-
-
Notifications
You must be signed in to change notification settings - Fork 4.6k
Description
How to reproduce the behaviour
The tokenizer does not load properly in the TransformerModel object when loading an arbitrary BERT flavored model from the Hugging Face model repository. My apologies if this is not the right place for this issue, I cannot open an issue on the spacy-transformers repository.
Python example:
from spacy.lang.en import English
from spacy_transformers import Transformer, TransformerModel
from spacy_transformers.annotation_setters import null_annotation_setter
from spacy_transformers.span_getters import get_doc_spans
nlp = English()
model = TransformerModel(
name="roberta-base",
get_spans=get_doc_spans,
tokenizer_config={"use_fast": True},
transformer_config={}
)
trf = Transformer(
nlp.vocab,
model,
set_extra_annotations=null_annotation_setter,
max_batch_items=4096,
)
nlp.add_pipe("transformer")
# Cannot properly tokenize text
doc = nlp("Hello")This yields the following error:
---------------------------------------------------------------------------
TypeError Traceback (most recent call last)

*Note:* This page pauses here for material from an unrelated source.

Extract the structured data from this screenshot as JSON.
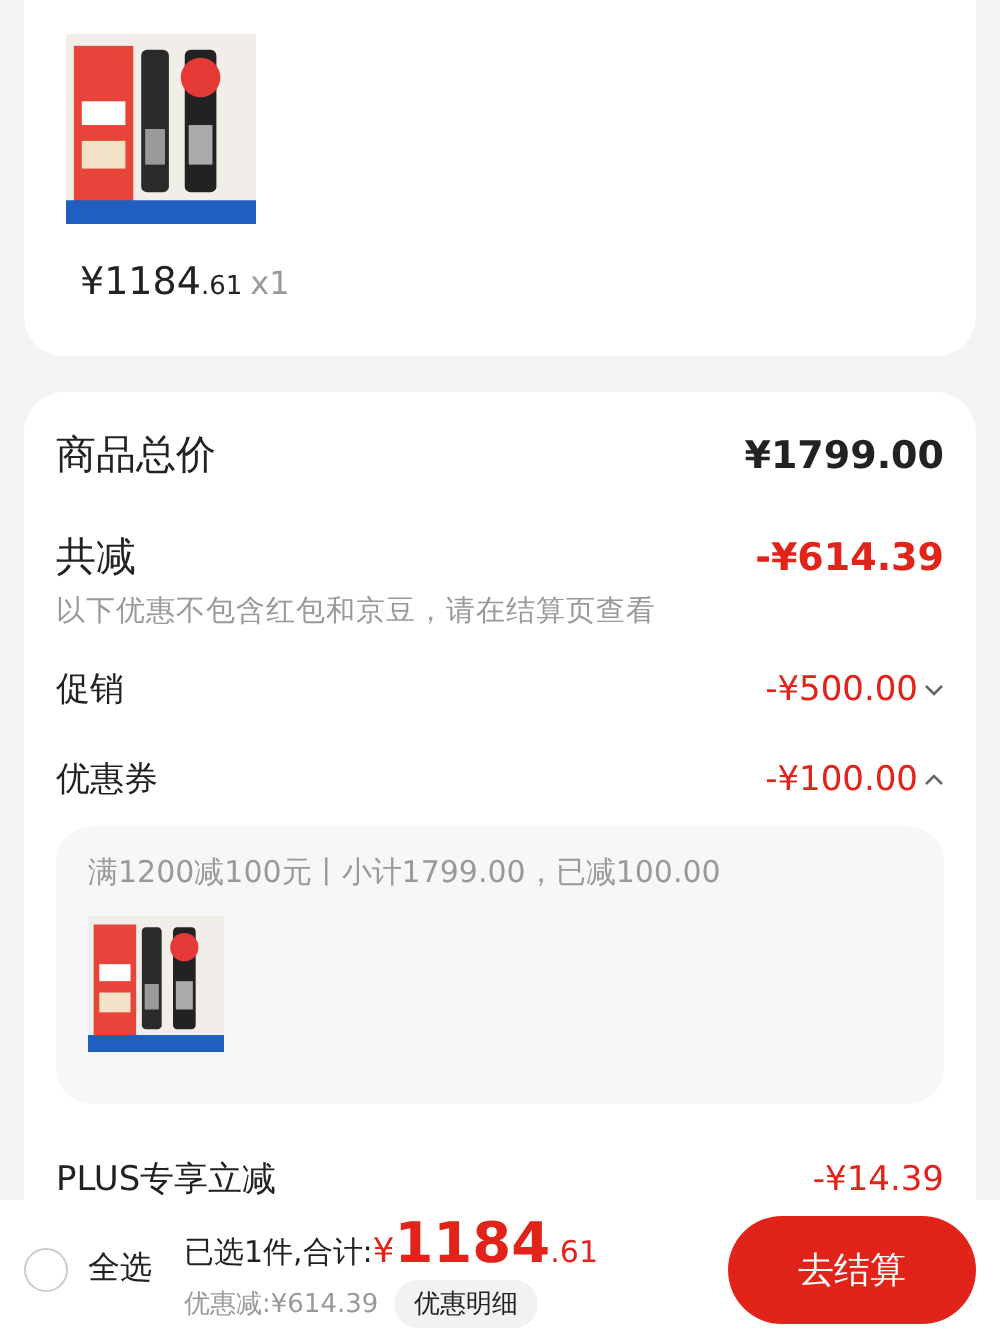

<ipython-input-1-ebf1789e7412> in <module>
20
21 # Cannot properly tokenize text
---> 22 doc = nlp("Hello")
/usr/local/lib/python3.7/site-packages/spacy/language.py in __call__(self, text, disable, component_cfg)
1020 raise ValueError(Errors.E109.format(name=name)) from e
1021 except Exception as e:
-> 1022 error_handler(name, proc, [doc], e)
1023 if doc is None:
1024 raise ValueError(Errors.E005.format(name=name))
/usr/local/lib/python3.7/site-packages/spacy/util.py in raise_error(proc_name, proc, docs, e)
1615
1616 def raise_error(proc_name, proc, docs, e):
-> 1617 raise e
1618
1619
/usr/local/lib/python3.7/site-packages/spacy/language.py in __call__(self, text, disable, component_cfg)
1015 error_handler = proc.get_error_handler()
1016 try:
-> 1017 doc = proc(doc, **component_cfg.get(name, {})) # type: ignore[call-arg]
1018 except KeyError as e:
1019 # This typically happens if a component is not initialized
/usr/local/lib/python3.7/site-packages/spacy_transformers/pipeline_component.py in __call__(self, doc)
190 """
191 install_extensions()
--> 192 outputs = self.predict([doc])
193 self.set_annotations([doc], outputs)
194 return doc
/usr/local/lib/python3.7/site-packages/spacy_transformers/pipeline_component.py in predict(self, docs)
226 activations = FullTransformerBatch.empty(len(docs))
227 else:
--> 228 activations = self.model.predict(docs)
229 batch_id = TransformerListener.get_batch_id(docs)
230 for listener in self.listeners:
/usr/local/lib/python3.7/site-packages/thinc/model.py in predict(self, X)
313 only the output, instead of the `(output, callback)` tuple.
314 """
--> 315 return self._func(self, X, is_train=False)[0]
316
317 def finish_update(self, optimizer: Optimizer) -> None:
/usr/local/lib/python3.7/site-packages/spacy_transformers/layers/transformer_model.py in forward(model, docs, is_train)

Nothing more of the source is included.